So much easier to attack "Mother Jones" than to face the fact that Phil Gramm is an obscenely hypocritical man who became hugely wealthy preaching fiscal tough love -- for everyone but himself and his rich friends. As Slate put it:
He began his career railing against corporate subsidies, but he never pulled the trigger. Instead he became one of the biggest recipients of campaign contributions from energy, banking, health-care, and insurance companies. As an economist, Gramm knows that farm subsidies grossly waste taxpayer money, but he has never moved against them. And Gramm became one of Congress' leading pork dealers: He once bragged that he steered so much government spending to Texas that he was getting trichinosis.
http://www.slate.com/id/114972/
Prediction: Gramm will prove as at least as damaging to McCain's campaign as Wright was to Obama's. The fact is, McCain doesn't know much about the economy, and doesn't care (after all, he's been in government service his entire life). But he didn't have to throw in his lot with a deregulator whose advice has proven utterly disastrous to those who have taken it (Enron, UBS). Gramm is fiscal irresponsibility personified. If he keeps talking, McCain will have to get rid of him. But if he can't open his mouth, what good is he on a campaign?
My brother who lives in MI says that the pet shelters are flooded with dogs and cats whose owners have lost their houses and have to move to apartments. The owners sob like children as they drop off their Rovers and Fluffys. Heartbreaking.
That's an anecdote; Gramm has statistics. Anecdotes win, everytime.
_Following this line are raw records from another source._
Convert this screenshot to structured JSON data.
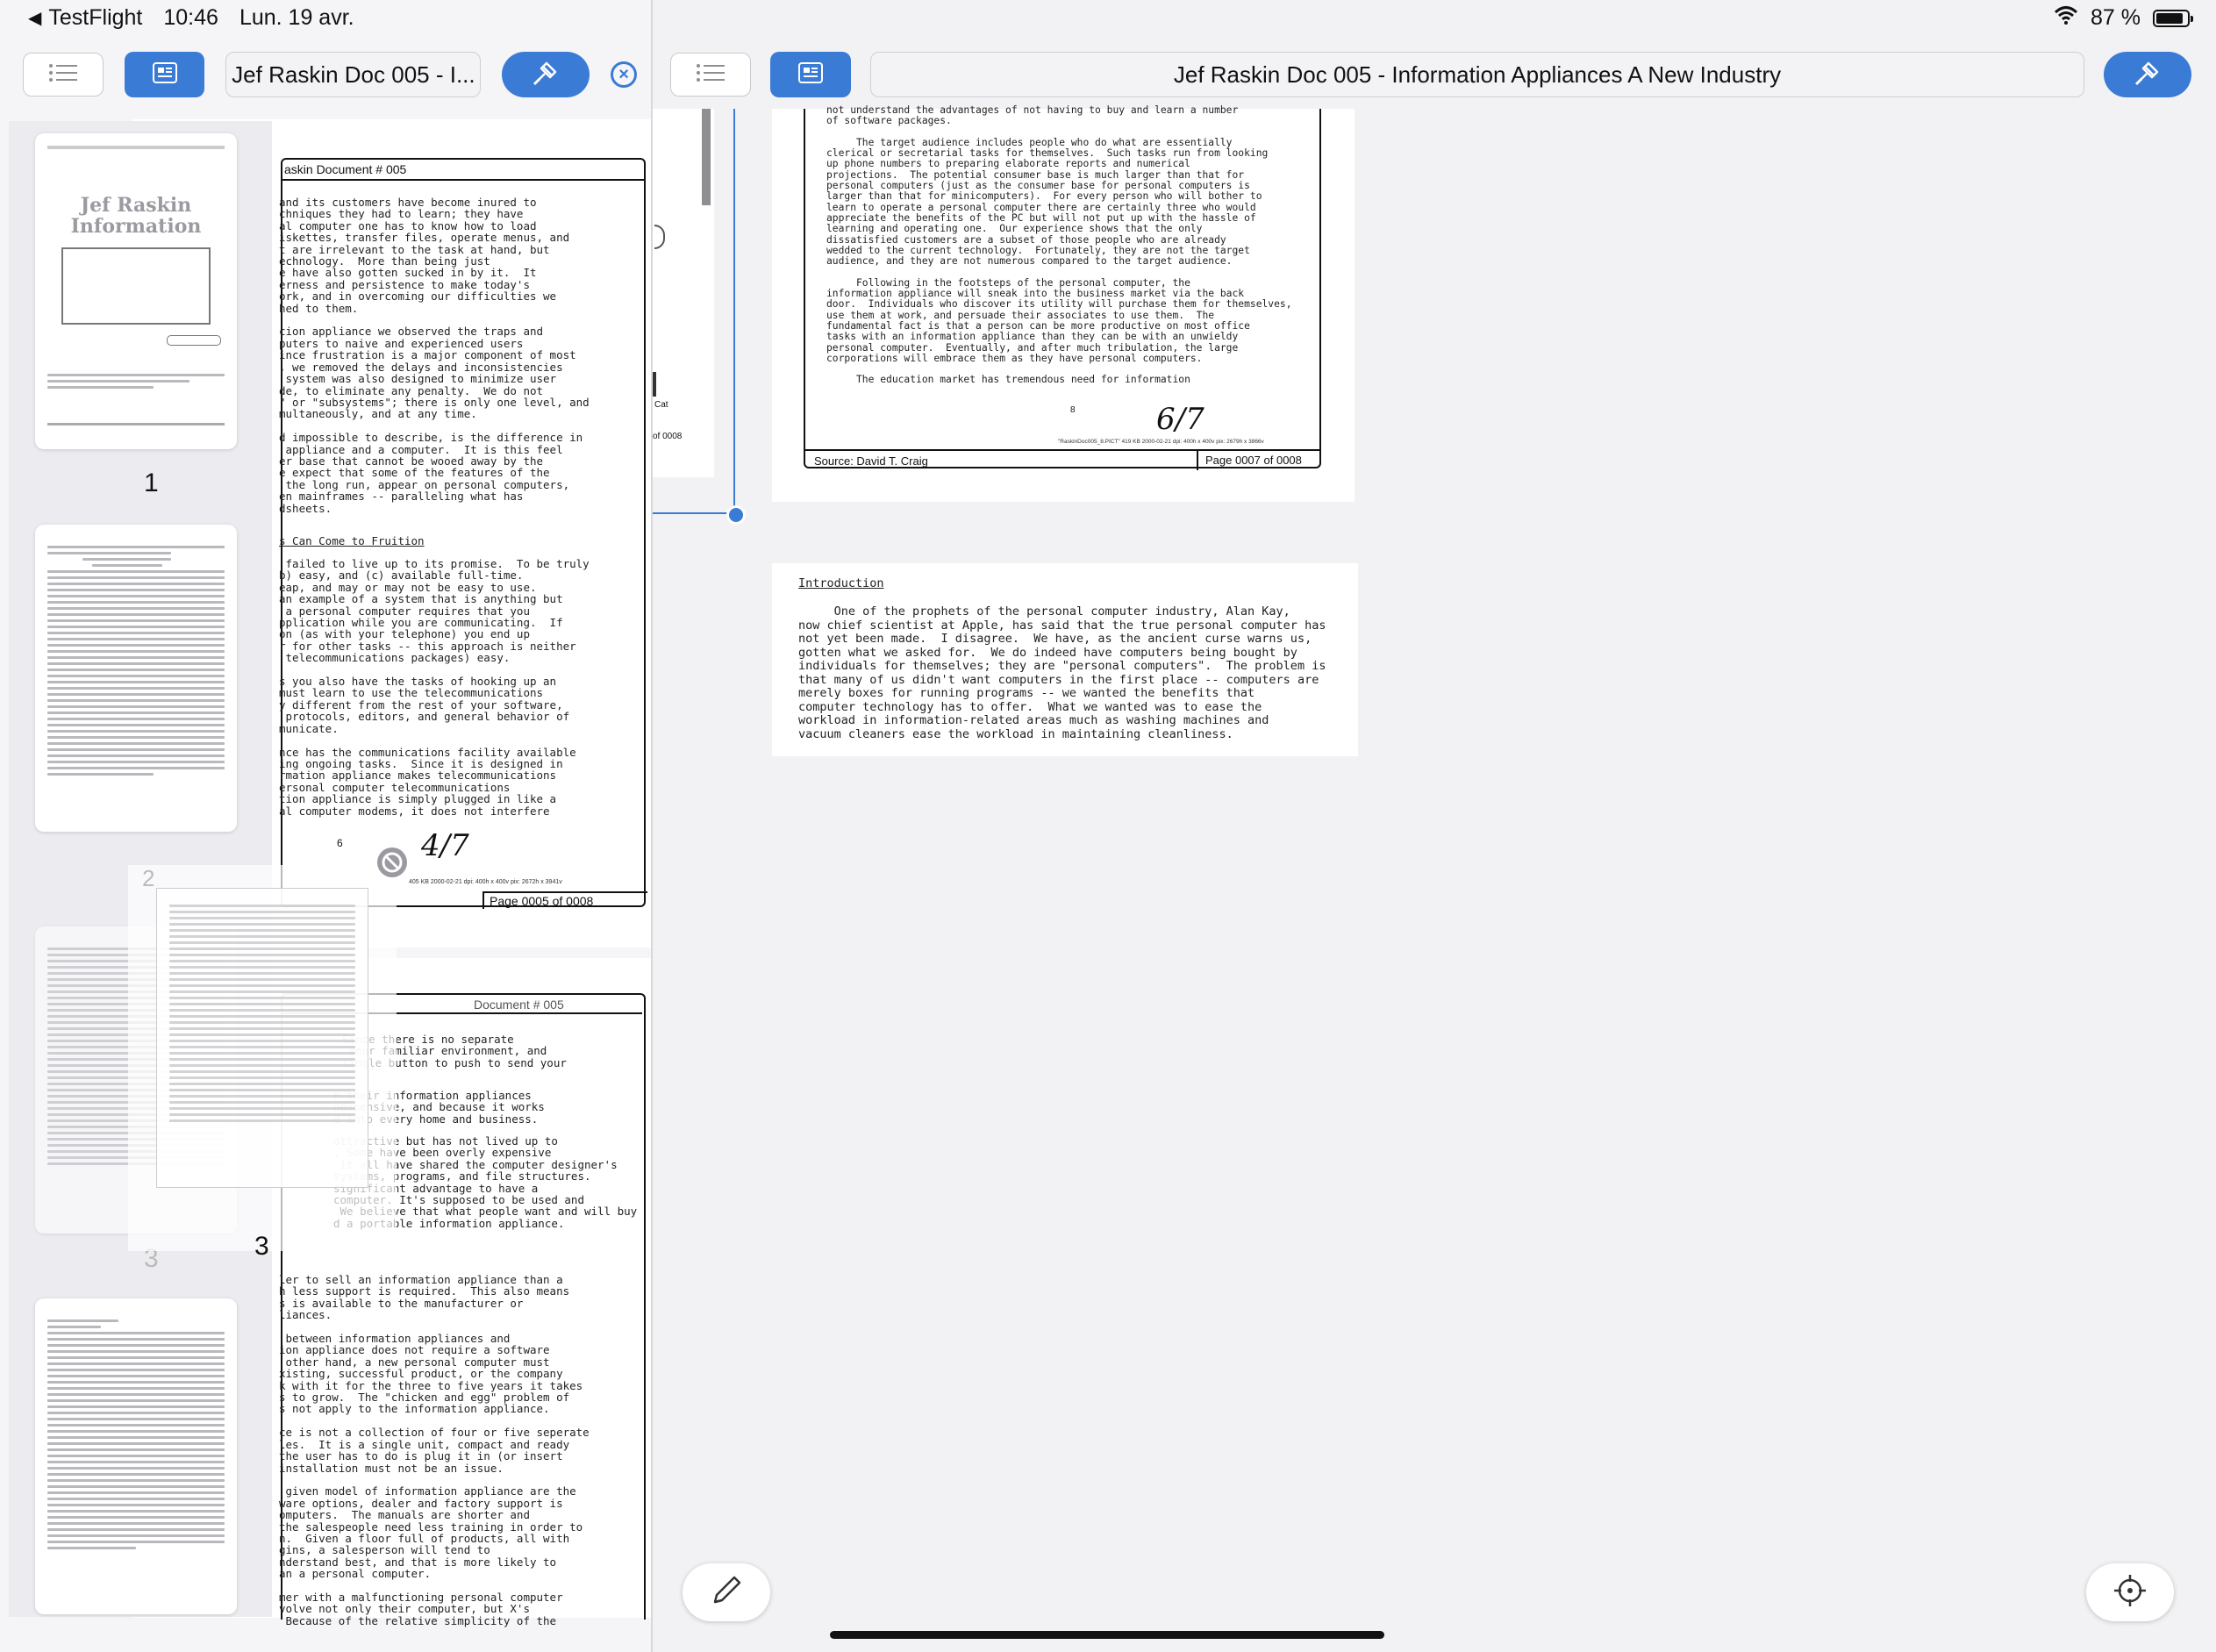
{
  "status_bar": {
    "back_app": "TestFlight",
    "time": "10:46",
    "date": "Lun. 19 avr.",
    "battery": "87 %",
    "battery_level": 0.87
  },
  "left_toolbar": {
    "title": "Jef Raskin Doc 005 - I...",
    "icons": [
      "list-icon",
      "thumbnail-view-icon",
      "tools-icon",
      "close-icon"
    ]
  },
  "right_toolbar": {
    "title": "Jef Raskin Doc 005 - Information Appliances A New Industry",
    "icons": [
      "list-icon",
      "thumbnail-view-icon",
      "tools-icon"
    ]
  },
  "thumbnails": [
    {
      "number": "1",
      "cover_title": "Jef Raskin Information"
    },
    {
      "number": "2"
    },
    {
      "number": "3"
    }
  ],
  "drag_preview": {
    "number": "3",
    "ghost_number_top": "2",
    "ghost_number_bottom": "3"
  },
  "left_page_a": {
    "header": "askin Document # 005",
    "section_heading": "s Can Come to Fruition",
    "page_label": "Page 0005 of 0008",
    "page_number": "6",
    "handwritten": "4/7",
    "meta": "405 KB 2000-02-21 dpi: 400h x 400v pix: 2672h x 3941v",
    "body_1": "and its customers have become inured to\nchniques they had to learn; they have\nal computer one has to know how to load\niskettes, transfer files, operate menus, and\nt are irrelevant to the task at hand, but\nechnology.  More than being just\ne have also gotten sucked in by it.  It\nerness and persistence to make today's\nork, and in overcoming our difficulties we\nhed to them.\n\ncion appliance we observed the traps and\nputers to naive and experienced users\nince frustration is a major component of most\n, we removed the delays and inconsistencies\n system was also designed to minimize user\nde, to eliminate any penalty.  We do not\n\" or \"subsystems\"; there is only one level, and\nmultaneously, and at any time.\n\nd impossible to describe, is the difference in\n appliance and a computer.  It is this feel\ner base that cannot be wooed away by the\ne expect that some of the features of the\n the long run, appear on personal computers,\nen mainframes -- paralleling what has\ndsheets.",
    "body_2": " failed to live up to its promise.  To be truly\nb) easy, and (c) available full-time.\neap, and may or may not be easy to use.\nan example of a system that is anything but\n a personal computer requires that you\npplication while you are communicating.  If\non (as with your telephone) you end up\nr for other tasks -- this approach is neither\n telecommunications packages) easy.\n\ns you also have the tasks of hooking up an\nmust learn to use the telecommunications\ny different from the rest of your software,\n protocols, editors, and general behavior of\nmunicate.\n\nnce has the communications facility available\ning ongoing tasks.  Since it is designed in\nrmation appliance makes telecommunications\nersonal computer telecommunications\ntion appliance is simply plugged in like a\nal computer modems, it does not interfere"
  },
  "left_page_b": {
    "header": "Document # 005",
    "body_1": "Since there is no separate\n your familiar environment, and\nsingle button to push to send your",
    "body_2": "h their information appliances\nnexpensive, and because it works\nd into every home and business.",
    "body_3": "attractive but has not lived up to\n. Some have been overly expensive\n it all have shared the computer designer's\nsystems, programs, and file structures.\nsignificant advantage to have a\ncomputer. It's supposed to be used and\n We believe that what people want and will buy\nd a portable information appliance.",
    "body_4": "ler to sell an information appliance than a\nh less support is required.  This also means\ns is available to the manufacturer or\nliances.\n\n between information appliances and\nion appliance does not require a software\n other hand, a new personal computer must\nxisting, successful product, or the company\nk with it for the three to five years it takes\ns to grow.  The \"chicken and egg\" problem of\ns not apply to the information appliance.\n\nce is not a collection of four or five seperate\nles.  It is a single unit, compact and ready\nthe user has to do is plug it in (or insert\ninstallation must not be an issue.\n\n given model of information appliance are the\nware options, dealer and factory support is\nomputers.  The manuals are shorter and\nthe salespeople need less training in order to\nn.  Given a floor full of products, all with\ngins, a salesperson will tend to\nnderstand best, and that is more likely to\nan a personal computer.\n\nmer with a malfunctioning personal computer\nvolve not only their computer, but X's\n Because of the relative simplicity of the"
  },
  "right_page_7": {
    "body": "not understand the advantages of not having to buy and learn a number\nof software packages.\n\n     The target audience includes people who do what are essentially\nclerical or secretarial tasks for themselves.  Such tasks run from looking\nup phone numbers to preparing elaborate reports and numerical\nprojections.  The potential consumer base is much larger than that for\npersonal computers (just as the consumer base for personal computers is\nlarger than that for minicomputers).  For every person who will bother to\nlearn to operate a personal computer there are certainly three who would\nappreciate the benefits of the PC but will not put up with the hassle of\nlearning and operating one.  Our experience shows that the only\ndissatisfied customers are a subset of those people who are already\nwedded to the current technology.  Fortunately, they are not the target\naudience, and they are not numerous compared to the target audience.\n\n     Following in the footsteps of the personal computer, the\ninformation appliance will sneak into the business market via the back\ndoor.  Individuals who discover its utility will purchase them for themselves,\nuse them at work, and persuade their associates to use them.  The\nfundamental fact is that a person can be more productive on most office\ntasks with an information appliance than they can be with an unwieldy\npersonal computer.  Eventually, and after much tribulation, the large\ncorporations will embrace them as they have personal computers.\n\n     The education market has tremendous need for information",
    "page_number": "8",
    "handwritten": "6/7",
    "meta": "\"RaskinDoc005_8.PICT\" 419 KB 2000-02-21 dpi: 400h x 400v pix: 2679h x 3866v",
    "source": "Source:  David T. Craig",
    "page_label": "Page 0007 of 0008"
  },
  "right_intro": {
    "heading": "Introduction",
    "body": "     One of the prophets of the personal computer industry, Alan Kay,\nnow chief scientist at Apple, has said that the true personal computer has\nnot yet been made.  I disagree.  We have, as the ancient curse warns us,\ngotten what we asked for.  We do indeed have computers being bought by\nindividuals for themselves; they are \"personal computers\".  The problem is\nthat many of us didn't want computers in the first place -- computers are\nmerely boxes for running programs -- we wanted the benefits that\ncomputer technology has to offer.  What we wanted was to ease the\nworkload in information-related areas much as washing machines and\nvacuum cleaners ease the workload in maintaining cleanliness."
  },
  "left_strip": {
    "label": "Cat",
    "page_fragment": "of 0008"
  },
  "colors": {
    "accent": "#3a7bd5",
    "pane_bg": "#f5f5f7",
    "text": "#111111"
  }
}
Americans are whiners. The vast majority of the populace has it good. Even if they do get kicked out of their houses and have to give up Fido and rent, most will do okay. They may have to sell their cars, write off their houses, and move to town and drive a beater car a shorter distance to work, but they'll manage. They're still living better than most anyone in Iraq or Afghanistan. And I hate to point this out, but a dog is only a dog. It is sad if one has to be put down simply because they can't find a home for it, but then we have human beings dying in emergency rooms due to lack of attention, and video footage to prove it. We need to keep things in perspective, is my point.
This doesn't change the facts that the cost of everything is going up, and that it is going to hit hardest among the poorest people, many of whom work in the service sectors of areas they have to drive into. It's deucedly difficult to work where you live, and moreso if you aren't making much in the first place. People on a fixed income counted on prices not going up terribly much when they planned it out, or at least thought they'd have their home financing to fall back on. Our whole system was built on certain assumptions which are looking less and less certain. Of course everyone is reeling. This is no mental recession. It's a painful correction, and it has very real impact on real people, and may well lead to a real official recession.
I'm not trying to gloss over what are very real problems. Just to point out that this isn't the end of the world. However, I'm not running for an office in which people expect me to produce solutions either! Commenting that Americans could have it worse is not exactly demonstrating you have a viable platform for fixing things, now it it?
Not so sure Gramm really has the stats, just a selective definition.
"In the United States, the National Bureau of Economic Research's (NBER) Business Cycle Dating Committee ultimately decides whether the economy has fallen into a recession. The NBER defines a recession as "a significant decline in economic activity spread across the economy, lasting more than a few months, normally visible in real GDP, real income, employment, industrial production and wholesale-retail sales."[1]